There are Greek diners that I love, too. At John Papas Cafe in East Hampton, emerald green lamps hang over each booth and the Greek salad—topped with perfectly cooked chicken and warm, grill-marked triangles of pita—is best enjoyed alongside a fountain Diet coke with a wedge of lemon. The exterior of Athenian Diner in Middletown, CT is made of reflective panels, so that when you drive up your car stares back at you. It's giant and ugly, with multiple rooms, fluorescent pink lights bulbs, a cake case, and a fully-stocked bar. I used to eat eggs over easy with an English muffin and hash browns during weekend brunch surrounded by families and old folks, the occasional dinnertime turkey club (which was dry and not very delicious at all, and yet I kept ordering it) when it was borderline empty, and always mozz sticks at 2 am. The best part? A claw machine by the entrance, where I probably spent $25 worth of quarters throughout my four years of college.

In Brooklyn, I get my fill at Tom's Restaurant on Washington Ave. At peak hours (read: Saturday and Sunday from 10 am–noon) a line wraps around the corner and forms on Sterling Pl. I'm not usually one to want to wait, but Tom's treats their devotees well, bringing out trays piled with slices of beef sausage or lemon ricotta pancakes to those who are patient. Inside, the house condiment is chipotle mayonnaise, fluffy New York bagels are stacked on display under domes on the counter, and the floors are checkered in black and white. Tom's is especially magic in the wintertime when the all-season string lights feel more appropriate, the kitschy decor is turned up a notch, and being shown to a table feels like a hug.

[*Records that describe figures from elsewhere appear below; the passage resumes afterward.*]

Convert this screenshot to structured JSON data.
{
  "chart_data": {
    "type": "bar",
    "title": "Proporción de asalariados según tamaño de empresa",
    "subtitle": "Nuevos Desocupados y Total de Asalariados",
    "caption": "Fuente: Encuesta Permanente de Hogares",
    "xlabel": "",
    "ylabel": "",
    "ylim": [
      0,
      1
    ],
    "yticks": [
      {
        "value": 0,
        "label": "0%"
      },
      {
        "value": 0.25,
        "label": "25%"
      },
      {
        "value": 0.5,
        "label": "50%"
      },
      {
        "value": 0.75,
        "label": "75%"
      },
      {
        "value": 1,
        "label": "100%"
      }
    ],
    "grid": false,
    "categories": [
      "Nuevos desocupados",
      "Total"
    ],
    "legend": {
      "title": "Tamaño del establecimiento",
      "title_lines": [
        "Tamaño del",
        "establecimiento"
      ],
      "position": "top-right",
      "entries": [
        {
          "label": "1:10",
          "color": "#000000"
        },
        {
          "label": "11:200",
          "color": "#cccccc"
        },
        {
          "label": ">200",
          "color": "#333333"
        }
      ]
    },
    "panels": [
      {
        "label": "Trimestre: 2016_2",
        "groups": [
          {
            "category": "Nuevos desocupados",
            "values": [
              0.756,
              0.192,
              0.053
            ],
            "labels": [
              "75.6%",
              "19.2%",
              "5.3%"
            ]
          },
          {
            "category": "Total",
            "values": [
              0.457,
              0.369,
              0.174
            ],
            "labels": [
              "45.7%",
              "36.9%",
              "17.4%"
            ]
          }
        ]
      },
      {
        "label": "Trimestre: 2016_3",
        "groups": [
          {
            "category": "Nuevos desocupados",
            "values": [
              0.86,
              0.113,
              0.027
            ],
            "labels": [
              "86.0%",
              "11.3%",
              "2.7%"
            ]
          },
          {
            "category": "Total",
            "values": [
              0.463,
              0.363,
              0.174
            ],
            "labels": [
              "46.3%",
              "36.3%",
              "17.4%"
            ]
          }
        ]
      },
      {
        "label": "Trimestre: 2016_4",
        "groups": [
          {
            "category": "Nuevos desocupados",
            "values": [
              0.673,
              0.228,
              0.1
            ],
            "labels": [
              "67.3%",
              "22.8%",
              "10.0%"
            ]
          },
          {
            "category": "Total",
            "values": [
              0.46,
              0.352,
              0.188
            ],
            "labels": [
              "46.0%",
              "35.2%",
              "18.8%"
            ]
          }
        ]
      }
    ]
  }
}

Most diner food is not exceptional, although it can be. What's remarkable is that no matter where you are in the country, you can walk into a diner and know more or less what you'll get: retro vibe, straight-up service, a lengthy menu that's optional to order off, eggs cooked to your preference, quick turnaround on your food, a local cast of characters, and a rush of deja vu. If you leave a diner unsatisfied, that's on you; every establishment equipped with a griddle can do certain things well. Know your order, read the room (i.e., what's everyone else eating?), and explain yourself well. The beauty of the diner is that's all it takes.